Mexiko gilt weltweit als eines der Länder mit der größten wirtschaftlichen Ungleichheit. Fast die Hälfte der Bevölkerung lebt in Armut. Ein ähnliches Bild zeigt sich bei den CO2-Emissionen: In Mexiko entfallen auf 50 Prozent der Bevölkerung weniger als zwei Tonnen des Pro-Kopf-Ausstoßes, während die reichsten zehn Prozent für das Zehnfache der Emissionen (20 Tonnen pro Kopf) verantwortlich sind. Diese Kluft ist sogar noch deutlich ausgeprägter als in Brasilien.

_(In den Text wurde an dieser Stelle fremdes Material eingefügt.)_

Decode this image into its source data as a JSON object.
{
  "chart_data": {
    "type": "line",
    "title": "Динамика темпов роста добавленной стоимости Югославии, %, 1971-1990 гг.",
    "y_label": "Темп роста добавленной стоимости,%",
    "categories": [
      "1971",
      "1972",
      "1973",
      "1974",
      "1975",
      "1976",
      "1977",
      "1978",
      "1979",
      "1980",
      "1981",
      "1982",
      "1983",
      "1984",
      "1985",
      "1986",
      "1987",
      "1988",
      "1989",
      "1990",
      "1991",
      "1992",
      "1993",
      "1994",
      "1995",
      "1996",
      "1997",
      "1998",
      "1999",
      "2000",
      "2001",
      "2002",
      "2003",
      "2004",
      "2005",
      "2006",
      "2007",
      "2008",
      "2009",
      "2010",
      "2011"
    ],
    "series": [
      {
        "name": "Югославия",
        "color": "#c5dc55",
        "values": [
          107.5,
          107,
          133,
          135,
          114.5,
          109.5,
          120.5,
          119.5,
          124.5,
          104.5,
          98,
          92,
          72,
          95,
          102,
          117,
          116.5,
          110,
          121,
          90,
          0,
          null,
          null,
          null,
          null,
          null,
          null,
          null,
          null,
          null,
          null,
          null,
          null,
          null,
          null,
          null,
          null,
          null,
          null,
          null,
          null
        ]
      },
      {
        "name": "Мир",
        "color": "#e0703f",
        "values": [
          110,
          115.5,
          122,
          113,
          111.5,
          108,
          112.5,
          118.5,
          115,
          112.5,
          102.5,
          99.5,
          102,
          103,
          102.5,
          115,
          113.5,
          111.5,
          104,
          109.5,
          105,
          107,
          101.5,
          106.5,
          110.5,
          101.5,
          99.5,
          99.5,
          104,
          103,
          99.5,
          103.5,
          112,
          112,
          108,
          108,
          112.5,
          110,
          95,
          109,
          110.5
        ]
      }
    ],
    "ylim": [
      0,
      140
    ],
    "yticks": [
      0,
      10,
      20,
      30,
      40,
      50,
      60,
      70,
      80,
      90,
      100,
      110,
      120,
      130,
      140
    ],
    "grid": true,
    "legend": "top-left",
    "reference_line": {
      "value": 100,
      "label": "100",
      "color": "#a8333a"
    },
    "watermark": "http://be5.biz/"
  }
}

Begleitet wird die Ungleichheit von einer vierjährigen Stagnation, die sich wiederum durch die Folgewirkungen der Corona-Pandemie und die derzeit hohe Inflationsrate zusätzlich verschärft. Mexiko leidet zudem unter einer schweren Wasserversorgungskrise, insbesondere im Norden des Landes. Grund hierfür ist zum einen die Dürre, die mehr als die Hälfte des Staatsgebiets betrifft. Zum anderen sind es die weit verbreitete Gewalt sowie der Zerfall des sozialen Gefüges, der seit Jahrzehnten zu einem guten Teil durch die organisierte Kriminalität gestützt wird.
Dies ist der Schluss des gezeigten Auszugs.